News Item: The Roy Jones Jr.-Eric Harding pay-per-view fight did better than
most expected. 

    According to Gould Media, which tracks figures in the pay-per-view industry, the fight did between 125,000 and 140,000 buys. Taking the high figure, Jones earned $2.1 million. But it was still significantly lower than the $5 million guarantee that HBO had offered Jones to resign with the cable network before the match.

    Two thoughts here. There are more than 125,000 suckers than this world needs, unless you’re Dung King. And Jones either overestimates his monetary worth when it comes to roping in pay-per-view stooges, or math was not one of his better subjects in school. Or both, which is the better bet.

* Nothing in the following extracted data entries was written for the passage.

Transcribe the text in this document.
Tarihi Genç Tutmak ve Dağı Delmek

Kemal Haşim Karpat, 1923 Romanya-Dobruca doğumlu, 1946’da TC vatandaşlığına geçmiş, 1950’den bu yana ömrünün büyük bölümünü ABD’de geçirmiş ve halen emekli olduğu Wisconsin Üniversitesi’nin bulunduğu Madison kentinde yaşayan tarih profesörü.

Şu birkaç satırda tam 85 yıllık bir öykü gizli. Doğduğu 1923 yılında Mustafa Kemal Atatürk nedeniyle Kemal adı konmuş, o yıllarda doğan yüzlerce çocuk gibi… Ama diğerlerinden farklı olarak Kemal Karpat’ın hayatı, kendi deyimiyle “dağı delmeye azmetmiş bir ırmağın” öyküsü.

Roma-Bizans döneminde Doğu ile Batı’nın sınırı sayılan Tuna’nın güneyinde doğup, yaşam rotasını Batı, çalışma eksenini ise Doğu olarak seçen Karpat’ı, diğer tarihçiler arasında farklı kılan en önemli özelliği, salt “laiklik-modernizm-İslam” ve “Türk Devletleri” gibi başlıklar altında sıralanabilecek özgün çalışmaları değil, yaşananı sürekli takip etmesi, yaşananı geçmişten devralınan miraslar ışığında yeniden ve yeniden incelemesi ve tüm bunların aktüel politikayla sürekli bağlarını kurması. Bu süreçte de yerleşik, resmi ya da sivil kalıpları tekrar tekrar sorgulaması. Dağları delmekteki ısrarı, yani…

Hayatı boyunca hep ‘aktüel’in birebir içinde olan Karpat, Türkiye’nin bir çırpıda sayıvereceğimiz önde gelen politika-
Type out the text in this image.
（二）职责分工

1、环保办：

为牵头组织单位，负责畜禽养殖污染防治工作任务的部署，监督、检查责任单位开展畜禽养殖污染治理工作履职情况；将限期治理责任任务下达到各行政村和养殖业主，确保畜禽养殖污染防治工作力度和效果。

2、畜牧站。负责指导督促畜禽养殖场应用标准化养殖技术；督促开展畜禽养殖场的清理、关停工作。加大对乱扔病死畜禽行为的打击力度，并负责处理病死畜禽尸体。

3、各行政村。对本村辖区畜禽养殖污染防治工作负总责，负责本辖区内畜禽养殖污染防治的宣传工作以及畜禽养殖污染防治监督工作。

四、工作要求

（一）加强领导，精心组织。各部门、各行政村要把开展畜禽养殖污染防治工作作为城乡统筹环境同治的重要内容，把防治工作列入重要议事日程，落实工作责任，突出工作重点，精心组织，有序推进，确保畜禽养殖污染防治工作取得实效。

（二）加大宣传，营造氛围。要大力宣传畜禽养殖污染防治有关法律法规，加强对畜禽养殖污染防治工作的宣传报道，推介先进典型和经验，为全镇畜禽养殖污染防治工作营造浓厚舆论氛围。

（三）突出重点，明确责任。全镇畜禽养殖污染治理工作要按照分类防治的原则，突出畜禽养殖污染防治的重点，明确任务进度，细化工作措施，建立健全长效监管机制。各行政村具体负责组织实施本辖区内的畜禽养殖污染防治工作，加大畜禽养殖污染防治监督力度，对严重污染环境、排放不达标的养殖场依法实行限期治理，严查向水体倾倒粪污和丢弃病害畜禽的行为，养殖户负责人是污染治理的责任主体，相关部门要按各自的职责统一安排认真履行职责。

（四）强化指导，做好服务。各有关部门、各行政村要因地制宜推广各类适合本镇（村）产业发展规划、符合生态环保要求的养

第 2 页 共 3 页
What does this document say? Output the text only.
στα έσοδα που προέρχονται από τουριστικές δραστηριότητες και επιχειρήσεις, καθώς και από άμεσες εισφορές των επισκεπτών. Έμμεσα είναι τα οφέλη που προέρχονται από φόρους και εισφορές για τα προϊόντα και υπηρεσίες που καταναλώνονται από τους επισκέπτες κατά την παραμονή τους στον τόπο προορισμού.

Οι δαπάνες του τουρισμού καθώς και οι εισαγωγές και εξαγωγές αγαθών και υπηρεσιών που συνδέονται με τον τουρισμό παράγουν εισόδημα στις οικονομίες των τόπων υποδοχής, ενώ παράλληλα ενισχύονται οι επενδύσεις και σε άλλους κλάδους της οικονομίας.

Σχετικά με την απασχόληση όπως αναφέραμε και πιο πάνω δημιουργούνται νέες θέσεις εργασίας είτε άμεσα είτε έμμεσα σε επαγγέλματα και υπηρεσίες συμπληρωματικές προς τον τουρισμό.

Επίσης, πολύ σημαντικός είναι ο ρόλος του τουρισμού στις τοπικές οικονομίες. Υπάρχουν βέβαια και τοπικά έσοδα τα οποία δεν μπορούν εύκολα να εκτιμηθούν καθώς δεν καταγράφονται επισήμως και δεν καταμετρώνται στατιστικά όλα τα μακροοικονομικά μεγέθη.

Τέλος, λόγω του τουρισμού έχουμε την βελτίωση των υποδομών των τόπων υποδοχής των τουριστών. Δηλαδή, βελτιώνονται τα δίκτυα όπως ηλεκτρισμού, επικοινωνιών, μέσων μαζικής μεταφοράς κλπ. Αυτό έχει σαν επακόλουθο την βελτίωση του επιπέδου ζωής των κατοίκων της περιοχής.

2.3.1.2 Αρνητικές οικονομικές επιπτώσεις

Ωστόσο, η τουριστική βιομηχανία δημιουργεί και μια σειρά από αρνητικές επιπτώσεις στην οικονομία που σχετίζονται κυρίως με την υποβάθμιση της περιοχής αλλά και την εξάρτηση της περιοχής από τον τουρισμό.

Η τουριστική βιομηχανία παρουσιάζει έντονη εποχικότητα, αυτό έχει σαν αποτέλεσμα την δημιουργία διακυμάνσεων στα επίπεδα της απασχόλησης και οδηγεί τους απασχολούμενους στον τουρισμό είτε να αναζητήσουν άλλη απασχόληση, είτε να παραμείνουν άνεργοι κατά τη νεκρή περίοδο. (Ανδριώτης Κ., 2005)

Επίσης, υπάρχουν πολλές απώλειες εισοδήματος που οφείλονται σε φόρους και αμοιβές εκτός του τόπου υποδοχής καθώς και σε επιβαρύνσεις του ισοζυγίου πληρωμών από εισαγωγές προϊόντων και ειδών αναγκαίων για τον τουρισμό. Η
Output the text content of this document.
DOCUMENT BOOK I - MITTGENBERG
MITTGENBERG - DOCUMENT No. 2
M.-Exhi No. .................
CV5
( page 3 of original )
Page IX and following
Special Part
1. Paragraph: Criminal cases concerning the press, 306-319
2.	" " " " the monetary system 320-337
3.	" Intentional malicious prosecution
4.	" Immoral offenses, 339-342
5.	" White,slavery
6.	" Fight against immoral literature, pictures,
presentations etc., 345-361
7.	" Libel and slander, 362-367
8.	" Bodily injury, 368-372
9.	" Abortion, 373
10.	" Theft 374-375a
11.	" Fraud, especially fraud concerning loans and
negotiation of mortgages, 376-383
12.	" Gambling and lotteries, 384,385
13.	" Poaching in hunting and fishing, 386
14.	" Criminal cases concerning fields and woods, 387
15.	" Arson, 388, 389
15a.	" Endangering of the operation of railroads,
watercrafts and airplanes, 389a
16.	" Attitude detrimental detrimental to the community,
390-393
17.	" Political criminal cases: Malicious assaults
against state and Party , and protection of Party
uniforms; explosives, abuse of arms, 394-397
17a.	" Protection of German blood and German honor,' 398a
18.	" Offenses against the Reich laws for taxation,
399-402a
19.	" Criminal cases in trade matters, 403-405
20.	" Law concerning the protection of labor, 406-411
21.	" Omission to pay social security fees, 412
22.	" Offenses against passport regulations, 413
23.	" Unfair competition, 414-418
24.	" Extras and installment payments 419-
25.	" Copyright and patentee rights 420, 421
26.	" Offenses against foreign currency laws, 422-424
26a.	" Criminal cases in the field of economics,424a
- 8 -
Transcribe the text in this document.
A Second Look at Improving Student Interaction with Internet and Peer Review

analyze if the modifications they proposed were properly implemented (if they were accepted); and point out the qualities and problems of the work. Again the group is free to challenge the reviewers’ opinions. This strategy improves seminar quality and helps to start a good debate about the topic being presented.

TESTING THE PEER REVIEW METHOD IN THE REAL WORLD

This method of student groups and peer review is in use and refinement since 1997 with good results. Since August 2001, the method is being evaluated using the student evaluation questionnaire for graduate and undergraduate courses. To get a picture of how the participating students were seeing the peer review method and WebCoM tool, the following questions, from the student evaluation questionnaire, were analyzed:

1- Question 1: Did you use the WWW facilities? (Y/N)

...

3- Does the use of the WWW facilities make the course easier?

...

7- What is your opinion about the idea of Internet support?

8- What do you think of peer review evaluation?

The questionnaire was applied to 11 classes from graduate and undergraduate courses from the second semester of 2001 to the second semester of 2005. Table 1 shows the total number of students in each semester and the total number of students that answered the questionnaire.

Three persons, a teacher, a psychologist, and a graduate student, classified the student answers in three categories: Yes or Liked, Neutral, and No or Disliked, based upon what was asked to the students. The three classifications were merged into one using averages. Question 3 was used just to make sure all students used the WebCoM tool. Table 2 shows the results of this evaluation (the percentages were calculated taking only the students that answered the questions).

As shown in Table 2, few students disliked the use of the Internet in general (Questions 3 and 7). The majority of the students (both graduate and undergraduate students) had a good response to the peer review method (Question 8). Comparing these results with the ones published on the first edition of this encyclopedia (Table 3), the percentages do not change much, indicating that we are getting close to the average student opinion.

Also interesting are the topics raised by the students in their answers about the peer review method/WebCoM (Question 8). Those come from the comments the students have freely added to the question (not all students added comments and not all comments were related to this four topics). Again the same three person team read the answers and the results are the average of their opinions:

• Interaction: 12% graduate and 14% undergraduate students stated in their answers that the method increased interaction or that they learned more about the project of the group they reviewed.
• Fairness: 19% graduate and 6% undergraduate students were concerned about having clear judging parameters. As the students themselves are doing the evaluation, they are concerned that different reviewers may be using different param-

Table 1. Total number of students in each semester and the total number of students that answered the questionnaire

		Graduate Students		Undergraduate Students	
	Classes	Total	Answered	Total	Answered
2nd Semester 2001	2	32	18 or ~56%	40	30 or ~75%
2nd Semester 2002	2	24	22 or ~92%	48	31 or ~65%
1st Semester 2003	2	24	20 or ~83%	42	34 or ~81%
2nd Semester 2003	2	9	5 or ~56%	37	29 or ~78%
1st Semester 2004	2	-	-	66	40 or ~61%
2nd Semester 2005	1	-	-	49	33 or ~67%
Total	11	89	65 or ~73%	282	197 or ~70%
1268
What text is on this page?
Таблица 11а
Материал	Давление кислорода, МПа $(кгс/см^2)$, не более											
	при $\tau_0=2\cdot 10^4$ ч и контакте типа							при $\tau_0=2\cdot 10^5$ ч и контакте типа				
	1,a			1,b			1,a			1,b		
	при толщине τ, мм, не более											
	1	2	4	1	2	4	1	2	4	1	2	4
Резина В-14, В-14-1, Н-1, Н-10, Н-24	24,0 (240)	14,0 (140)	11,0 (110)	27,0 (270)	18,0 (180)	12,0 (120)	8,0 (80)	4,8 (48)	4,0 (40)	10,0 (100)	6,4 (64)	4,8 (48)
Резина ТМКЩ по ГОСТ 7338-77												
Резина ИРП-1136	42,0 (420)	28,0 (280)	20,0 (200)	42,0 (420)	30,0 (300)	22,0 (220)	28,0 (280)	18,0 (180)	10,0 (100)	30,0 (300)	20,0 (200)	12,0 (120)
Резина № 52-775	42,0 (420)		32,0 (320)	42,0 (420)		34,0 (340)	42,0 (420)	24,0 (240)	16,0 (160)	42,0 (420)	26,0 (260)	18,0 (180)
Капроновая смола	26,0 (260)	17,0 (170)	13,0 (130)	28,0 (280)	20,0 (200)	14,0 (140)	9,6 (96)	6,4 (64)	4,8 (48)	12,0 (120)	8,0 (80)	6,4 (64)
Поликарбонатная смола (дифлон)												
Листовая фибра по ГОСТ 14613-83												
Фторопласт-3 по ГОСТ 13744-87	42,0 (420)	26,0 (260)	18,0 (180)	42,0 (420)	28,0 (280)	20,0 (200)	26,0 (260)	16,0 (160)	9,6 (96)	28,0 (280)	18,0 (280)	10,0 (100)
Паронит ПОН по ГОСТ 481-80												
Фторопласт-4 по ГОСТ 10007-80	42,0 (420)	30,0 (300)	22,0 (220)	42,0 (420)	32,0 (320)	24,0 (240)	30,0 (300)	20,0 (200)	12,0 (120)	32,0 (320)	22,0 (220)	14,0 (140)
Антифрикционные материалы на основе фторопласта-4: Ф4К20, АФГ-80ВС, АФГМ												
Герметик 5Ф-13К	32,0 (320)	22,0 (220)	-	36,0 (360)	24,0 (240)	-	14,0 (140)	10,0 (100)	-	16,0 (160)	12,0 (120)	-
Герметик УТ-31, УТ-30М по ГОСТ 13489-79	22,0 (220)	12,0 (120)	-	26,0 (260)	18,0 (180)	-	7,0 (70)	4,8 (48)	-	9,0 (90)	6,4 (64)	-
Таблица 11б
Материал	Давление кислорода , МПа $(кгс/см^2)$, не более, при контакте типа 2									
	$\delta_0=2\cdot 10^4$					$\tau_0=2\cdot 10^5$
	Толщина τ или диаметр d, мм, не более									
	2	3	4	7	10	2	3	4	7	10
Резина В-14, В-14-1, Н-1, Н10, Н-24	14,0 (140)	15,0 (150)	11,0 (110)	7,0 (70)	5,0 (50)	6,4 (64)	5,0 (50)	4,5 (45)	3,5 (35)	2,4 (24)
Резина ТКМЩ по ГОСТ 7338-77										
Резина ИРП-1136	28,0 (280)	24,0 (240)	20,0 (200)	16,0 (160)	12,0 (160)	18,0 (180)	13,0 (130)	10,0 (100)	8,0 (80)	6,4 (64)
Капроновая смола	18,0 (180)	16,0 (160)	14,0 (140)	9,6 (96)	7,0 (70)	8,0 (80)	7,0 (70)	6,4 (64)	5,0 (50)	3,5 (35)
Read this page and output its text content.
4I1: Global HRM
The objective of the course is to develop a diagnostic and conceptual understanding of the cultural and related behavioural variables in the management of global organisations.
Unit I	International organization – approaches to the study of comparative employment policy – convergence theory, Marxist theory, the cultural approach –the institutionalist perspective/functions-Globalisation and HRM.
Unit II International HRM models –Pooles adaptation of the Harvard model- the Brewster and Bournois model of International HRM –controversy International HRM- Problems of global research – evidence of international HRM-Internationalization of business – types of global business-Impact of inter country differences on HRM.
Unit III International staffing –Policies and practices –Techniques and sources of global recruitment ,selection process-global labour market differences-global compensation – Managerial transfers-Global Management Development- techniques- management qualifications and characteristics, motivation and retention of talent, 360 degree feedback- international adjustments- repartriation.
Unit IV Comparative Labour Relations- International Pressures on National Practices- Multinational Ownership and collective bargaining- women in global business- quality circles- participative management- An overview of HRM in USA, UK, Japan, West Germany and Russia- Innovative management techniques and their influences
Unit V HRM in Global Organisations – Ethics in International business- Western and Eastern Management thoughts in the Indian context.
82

Note to Showtime commentator Steve Albert:

Please shut up and let the viewers watch the fight. We know what we see. We don’t need you to tell us the obvious, and on far-too-many occasions,  exactly the opposite of what’s really is happening in the ring. Albert seems to pick one fighter before the fight, then mentions only the punches that fighter lands. It’s as if the other fighter is a punching bag with ears.

    Steve, your credibility is falling lower than Monica Lewinsky’s head in the Oval Office. You have a nice wig. Almost looks real. Get real with the fights you broadcast too.